In film, feeling is known as mood. Mood is created in the film’s text: the quality of light and color, the tempo of action and editing, casting, style of dialogue, production design, and musical score. The sum of all these textural qualities creates a particular mood. In general, mood, like setups, is a form of foreshadowing, a way of preparing or shaping the audiences, anticipations. Moment by moment, however, while the dynamic of the scene determines whether the emotion it causes is positive or negative, the mood makes this emotion specific.
Suppose the writer calls for a summer’s day, brightly colored flowers in window boxes, blossoms on the trees. The producer casts Jim Carry and Mira Sorvino. The director composes them in head-to-foot shots. Together they’ve created a comic mood. Comedy likes bright light and color. Comics need full shots because they act with their whole bodies.
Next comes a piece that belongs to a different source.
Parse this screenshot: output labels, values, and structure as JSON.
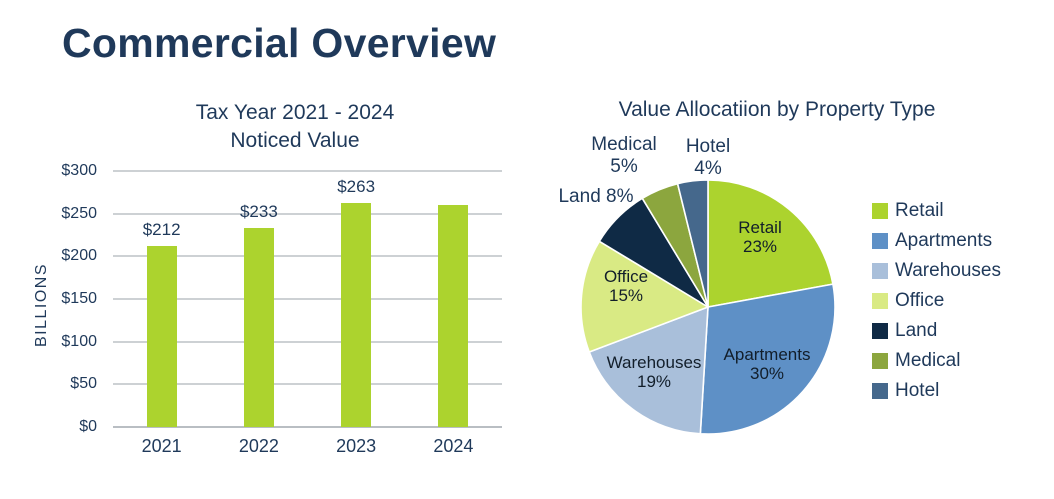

But suppose the scene were set in the dead of night, the house spackled with shadows of trees blowing in the wind, moonlight, street light. The director shoots tight, canted angles and orders the lab to mute the colors. The producer casts Michael Madsen and Linda Fiorentino. Without changing a beat, the scene is now drenched in a Thriller mood.
The arc of the scene, sequence, or act determines the basic emotion. Mood makes it specific. But mood will not substitute for emotion. When we want mood experiences, we go to concerts or museums. When we want meaningful emotional experience, we go to the storyteller.